Maire Geoghegan-Quinn, European Commissioner for Research and Innovation was next to take the podium and told us how pleased she was to see the exhibition at the conference – showcasing some of the biggest projects funded under FP7. This struck a chord, as the EGI-InSPIRE and e-ScienceTalk joint booth with EUMedGridSupport and EUIndiaGrid are part of the International Village – we hope she comes to see us! Maire also announced the launch of the European Innovation Union Flagship next week, which is part of the 2020 strategy. She talked about the ‘I-conomy’, the innovation economy, boosted at all levels through new products and services and global market opportunities. ICT is at the forefront in all these areas, enabling innovation not only in research but also in business processes and marketing. Google, Facebook and Skype, for example, are now so integrated in the way that we work, they are part of the language – when did you first start referring to googling something, or skyping someone? Maire also spoke about removing barriers to innovation, for example through legislation. Simplifying and streamlining patenting across Europe would be one advantage, so that researchers can benefit from their research without inhibiting others.

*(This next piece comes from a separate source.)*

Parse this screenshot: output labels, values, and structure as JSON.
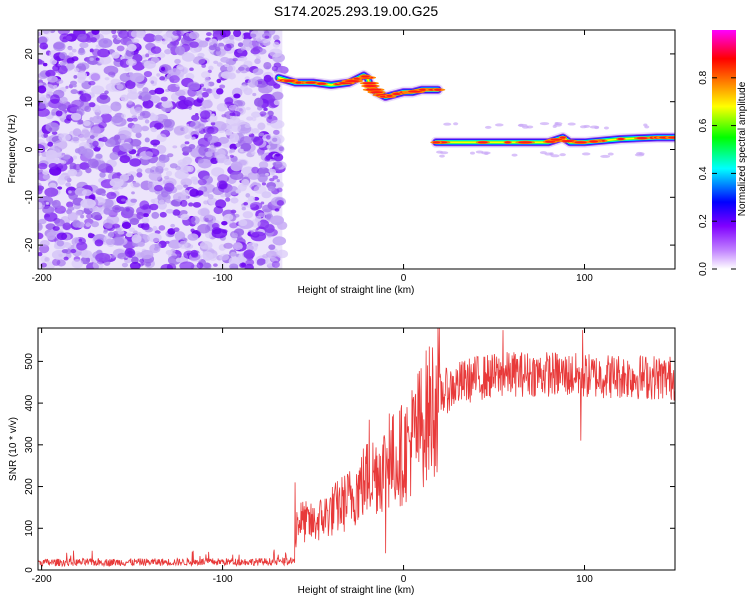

Finally, Christian Reinaudo, CEO of Agfa-Gevaert in Belgium gave the commercial point of view, speaking about how ICT is a key part of his business, not only in technology but also in business models. It is critical for the area of health care, as costs are reaching non-sustainable levels – up to 15% of GDP in 2011 compared to only 5% in the 70s. ICT can help improve systems and increase efficiency. For example, something as simple as sharing patient records across hospitals helps to avoid the costs of duplicating tests. Funding models across Europe vary, from 100% public to partly or entirely commercial – but for a newly diagnosed cancer patient the needs are the same, so standardisation is important. There are potentially 500 million people across Europe who could benefit from e-health but data needs to be secure. Levels of care should be universal, and ICT could help to even out the ‘postcode lottery’ – at the moment, as a stroke patient, you might have better access to specialist help in area A than in area B. Bringing things back to the Digital Agenda, the seven principles can all help to build an e-health system – a single market of customers, shared standards, secure data, better networks for sharing data, investment in R&D to ease the burden on companies, better user experiences and social changes that mean better informed, and better served, patients. A lot to think about and that was just day one!